Facebook can be a help with bird ID … or a place to look like a fool

I posted a photo of what I thought was a Swainson’s hawk on Facebook last week, and I was immediately corrected by several friends. As long as I don’t mind looking stupid, it’s an easy way to check my bird ID abilities.

I know I need to get better about identifying birds, especially raptors. There are a bunch of hawks that come in a variety of different colors and patterns, and a lot of those appearances look a lot like other species.

Rough-legged hawk
I originally misidentified this as a Swainson’s hawk, but my helpful Facebook friends were quick to point out that I was wrong, wrong, wrong. Turns out it’s a rough-legged hawk, instead. Photo by Ty Stockton

It wouldn’t be that important, except that I sometimes post photos I’ve taken of birds on Facebook, and I look like an idiot if I misidentify them. That happened just last week. I posted a picture of what I thought was a Swainson’s hawk, and I included that name in the post. Again, that wouldn’t be a big problem if I didn’t have a ton of Facebook friends who are bird biologists and birdwatchers.

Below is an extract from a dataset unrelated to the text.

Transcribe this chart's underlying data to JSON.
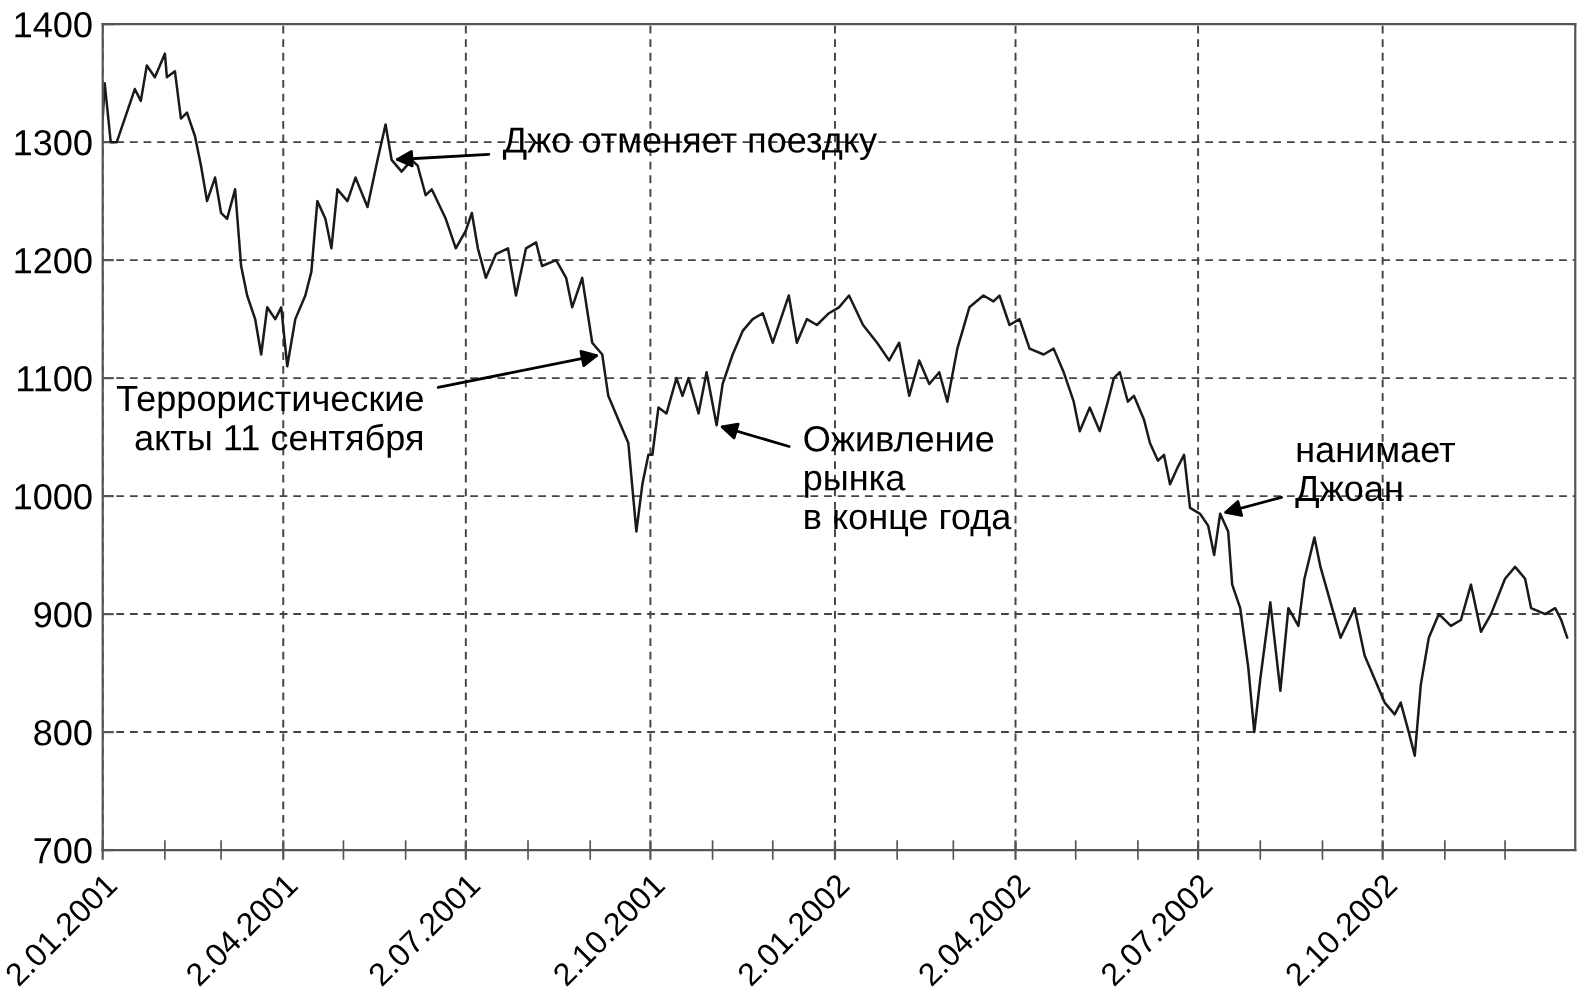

With the photography, it’s sometimes important to get the bird species right. There are times when I need to send a photo of a specific type of bird to a magazine, and I need to make sure I send the right one.

I’ve decided I’d rather look like an idiot on Facebook than in front of a magazine editor. So now, when I get good pictures of birds, I immediately post them on Facebook and just ask for help.

I think it’s helped me with my bird ID skills, but there are still times when I’m not sure what I’m looking at. As long as I have a photo that shows plenty of the bird’s features, though, I usually get an answer pretty quick.

I’ve learned there are a lot more types of hawks in my area, too. For a long time, I thought all we had were Swainson’s hawks, but it turns out we also have a bunch of rough-leggeds, ferrouginous hawks, and more.

I’ll keep shooting and posting, and maybe someday, I’ll be able to tell the difference on my own.